Care needs are increasingly being met at home or in institutional care facilities as opposed to becoming revolving patients in hospitals.
“For seniors’ care, the philosophy is moving more to enhancing wellness as opposed to the focus strictly being to deal with illness,” said Rachel Lewis, administrator for Sun Pointe Village, one of three facilities operated by Baptist Housing in Central Okanagan that provides independent and assisted living care options for its residents.
“Over the last 10 years, you have seen the complexity of medical care offered in residential homes increased with the realization that someone checking in and out of the hospital for medical tests or procedures tends to very stressful.”
Lewis was talking in Kelowna this week about improving the outcomes in transitions in care at Village at Mill Creek, the other Baptist Housing facility along with Village at Smith Creek in West Kelowna, one of the Okanagan Embrace Aging Month public forums held during March.
Lewis said Baptist Care has adopted a ‘Community of Care’ philosophy, offering three levels of senior care under one roof—independent, assisted and residential care living.
“It helps remove the disruption to a person’s life that comes from moving from one location to another and the adjustment of new environment,” Lewis said.

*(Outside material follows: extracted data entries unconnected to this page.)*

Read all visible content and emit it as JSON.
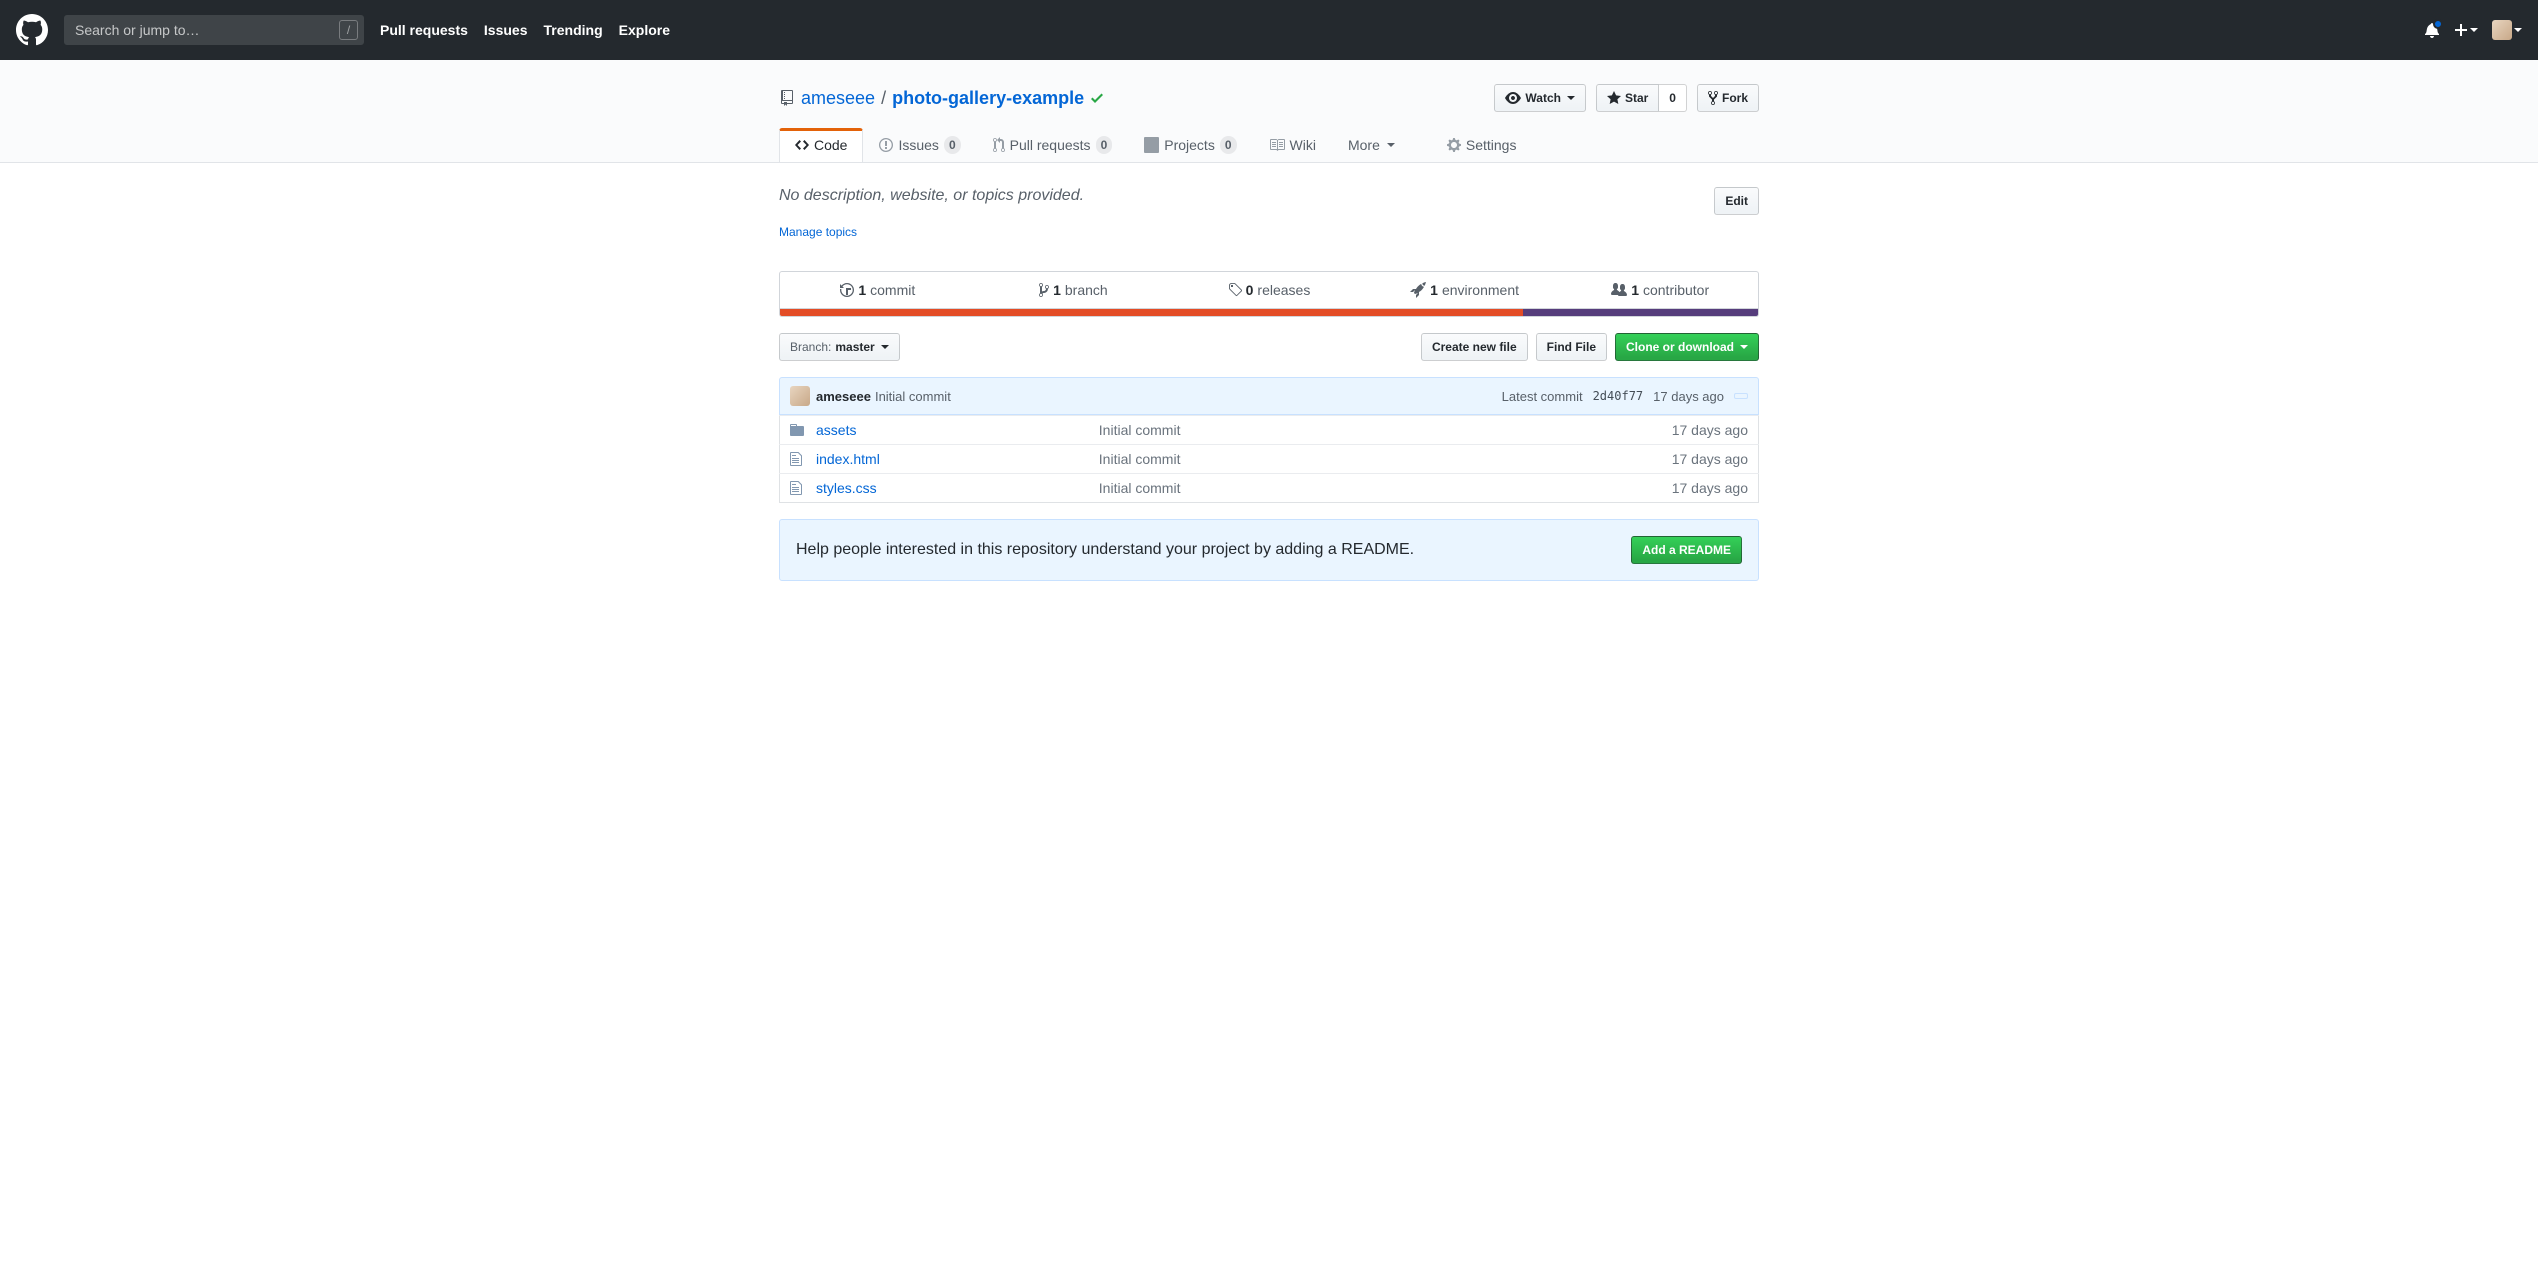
{
  "header": {
    "search_placeholder": "Search or jump to…",
    "nav": [
      "Pull requests",
      "Issues",
      "Trending",
      "Explore"
    ]
  },
  "repo": {
    "owner": "ameseee",
    "name": "photo-gallery-example"
  },
  "actions": {
    "watch": "Watch",
    "star": "Star",
    "star_count": "0",
    "fork": "Fork"
  },
  "tabs": {
    "code": "Code",
    "issues": "Issues",
    "issues_count": "0",
    "pulls": "Pull requests",
    "pulls_count": "0",
    "projects": "Projects",
    "projects_count": "0",
    "wiki": "Wiki",
    "more": "More",
    "settings": "Settings"
  },
  "description": {
    "text": "No description, website, or topics provided.",
    "edit": "Edit",
    "manage": "Manage topics"
  },
  "stats": {
    "commits_n": "1",
    "commits": "commit",
    "branches_n": "1",
    "branches": "branch",
    "releases_n": "0",
    "releases": "releases",
    "env_n": "1",
    "env": "environment",
    "contrib_n": "1",
    "contrib": "contributor"
  },
  "branch": {
    "label": "Branch:",
    "name": "master"
  },
  "filenav": {
    "create": "Create new file",
    "find": "Find File",
    "clone": "Clone or download"
  },
  "tease": {
    "author": "ameseee",
    "msg": "Initial commit",
    "latest": "Latest commit",
    "sha": "2d40f77",
    "age": "17 days ago"
  },
  "files": [
    {
      "type": "dir",
      "name": "assets",
      "msg": "Initial commit",
      "age": "17 days ago"
    },
    {
      "type": "file",
      "name": "index.html",
      "msg": "Initial commit",
      "age": "17 days ago"
    },
    {
      "type": "file",
      "name": "styles.css",
      "msg": "Initial commit",
      "age": "17 days ago"
    }
  ],
  "readme": {
    "text": "Help people interested in this repository understand your project by adding a README.",
    "btn": "Add a README"
  },
  "lang": [
    {
      "color": "#e34c26",
      "width": "76%"
    },
    {
      "color": "#563d7c",
      "width": "24%"
    }
  ]
}
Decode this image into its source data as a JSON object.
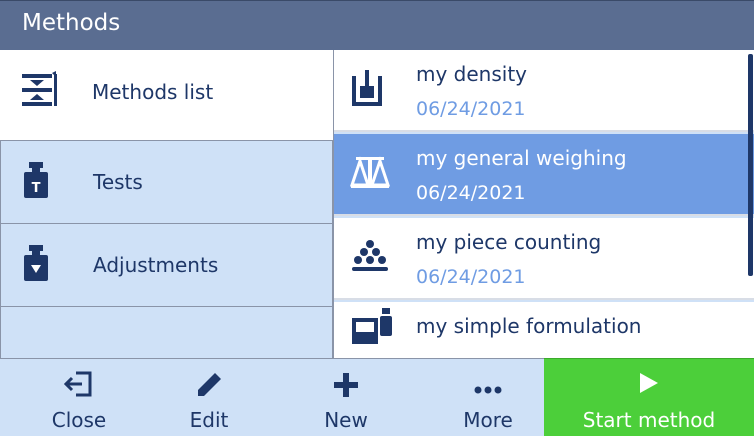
{
  "window": {
    "title": "Methods"
  },
  "nav": {
    "items": [
      {
        "label": "Methods list",
        "icon": "methods-list-icon"
      },
      {
        "label": "Tests",
        "icon": "test-weight-icon"
      },
      {
        "label": "Adjustments",
        "icon": "adjustment-weight-icon"
      }
    ]
  },
  "methods": [
    {
      "name": "my density",
      "date": "06/24/2021",
      "icon": "density-icon"
    },
    {
      "name": "my general weighing",
      "date": "06/24/2021",
      "icon": "balance-icon"
    },
    {
      "name": "my piece counting",
      "date": "06/24/2021",
      "icon": "piece-counting-icon"
    },
    {
      "name": "my simple formulation",
      "date": "",
      "icon": "formulation-icon"
    }
  ],
  "toolbar": {
    "close": "Close",
    "edit": "Edit",
    "new": "New",
    "more": "More",
    "start": "Start method"
  },
  "colors": {
    "title_bar": "#5a6d91",
    "nav_bg": "#cfe1f7",
    "selected_row": "#6f9ce3",
    "text_dark": "#1e3768",
    "start_green": "#4ccf3a"
  }
}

“Our goal is for each resident to be able to make our facility their home. We try to help connect them with other residents with similar interests, allow family visitors to visit as long as they want, for residents to bring their own stuff—pictures, furniture appropriate for the unit space and even paint the walls a colour they like—to help ease their adjustment.”
Lewis said generally the change from independent to assisted living doesn’t require a move within the building, but residential care does because of access to additional medical care equipment and staff resources.
“That still can leave a husband and wife separated but at least the opportunity is there to be living under the same roof within one of our complexes. My hope is that one day we can address that situation so a couple can stay together as they each go through the continuum of care at different levels. My hope is we will get there one day.”
Lewis acknowledged the differences between independent, assisted and residential care, and the care options within each of those categories, can be confusing coupled with the frustrations about availability of institutional care.
She said the provincial government’s move over the last decade to provide care services that allows people to live at home longer has been beneficial, reinforcing the philosophy of the longer seniors can live in their own home the better it is for them mentally and physically.
“Being able to transition people out of hospital and back to their homes with access to the care services they require has been successful in reducing the length of hospital stays for seniors, and the demand on the residential care system has gone down.”
There has also been a change of philosophy regarding the volume of prescriptions that seniors are often inundated with. Polypharmacy refers to multiple medications taken at the same time, increasing the risk of side effects and medication interactions.
“As the body ages, it doesn’t absorb the medication in the same way and some prescriptions counteract one another, so doctors have started peeling back on medications and found the general health of their patients actually tends to improve,” Lewis said.
She said reactions such as memory loss, confusion, balance problems and falls are reduced when seniors are not over-medicated.
In Canada, it’s estimate that 61 per cent of seniors livign in residential care are taking more than 10 drugs, and 27 per cent are taking 15 drugs or more.
Lewis said these changes are a reflection of a third health care category labelled geriatrics, added to what traditionally was broken down into children and adults.
“As baby boomers age, we are learning more about caring for seniors because people are living longer and what treatment focus you have for an adult in the 40 to 60 age range doesn’t always match appropriately with someone older than that.”